İçenleri tatlı rüyalara, hayallere götüren ama etkisi geçtikten sonra içtiğine belki pişman olan ama tekrardan onu büyüsüne kendini kaptıran insanlar artık ne kendisine ne çevresine ne de topluma bir yararı olamamaktadır. Bu zehir içeni çürüttüğü gibi toplumu da yozlaştırmakta, insanı insan olmaktan çıkarmaktadır.

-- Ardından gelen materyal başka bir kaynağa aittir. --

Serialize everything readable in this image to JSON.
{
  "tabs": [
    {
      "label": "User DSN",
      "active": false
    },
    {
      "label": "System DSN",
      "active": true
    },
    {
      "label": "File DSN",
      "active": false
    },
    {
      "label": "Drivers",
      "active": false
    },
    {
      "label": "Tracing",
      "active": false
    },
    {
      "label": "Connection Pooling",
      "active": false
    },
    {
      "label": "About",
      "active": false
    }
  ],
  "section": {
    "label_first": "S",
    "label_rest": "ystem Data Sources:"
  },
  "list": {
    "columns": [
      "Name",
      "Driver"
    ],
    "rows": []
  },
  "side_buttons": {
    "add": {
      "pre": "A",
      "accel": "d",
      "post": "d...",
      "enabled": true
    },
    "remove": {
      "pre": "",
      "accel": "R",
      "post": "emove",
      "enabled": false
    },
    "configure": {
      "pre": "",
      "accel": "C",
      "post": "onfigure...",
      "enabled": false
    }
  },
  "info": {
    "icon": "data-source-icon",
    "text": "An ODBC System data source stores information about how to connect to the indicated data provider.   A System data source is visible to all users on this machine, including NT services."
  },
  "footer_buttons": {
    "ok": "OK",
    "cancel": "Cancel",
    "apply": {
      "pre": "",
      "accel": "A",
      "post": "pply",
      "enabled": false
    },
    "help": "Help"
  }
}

Geleneksel kültürle kent kültürü arasına sıkışıp kalan insanların yaşadığı bunalımdan yararlanmak isteyen uyuşturucu tacirleri sınırsı paralar kazanarak, zenginlik, sefahat içinde yüzerken özellikle gençleri uyuşturucunun tuzağına çekmektedirler. Yoksulluğun, çaresizliğin içinde bocalayan insanlar; televizyonların ve boyalı basının yansıttığı şatafatlı hayatlara özenti duyması sonucu kendilerini bu bataklığın içinde bulmaktadırlar. Geri dönüşü olmayan, bilinmezliğe sürüklenen gençleri bu bataklıktan kurtulmaları ya da düşmemeleri için toplumun sivil toplum örgütleri, yerel yönetimler, partiler bu konuda daha hassas yaklaşmaları gerekmektedir.
Çünkü içten içe çürüyen toplum zamanla tarihsel ve toplumsal değerlerinden kopacak ve geriye kendisi dışında her şey olan bir enkaz kalacaktır. Gençleri yaşarken öldüren bu kapandan kurtarmak için geç kalınmamalıdır.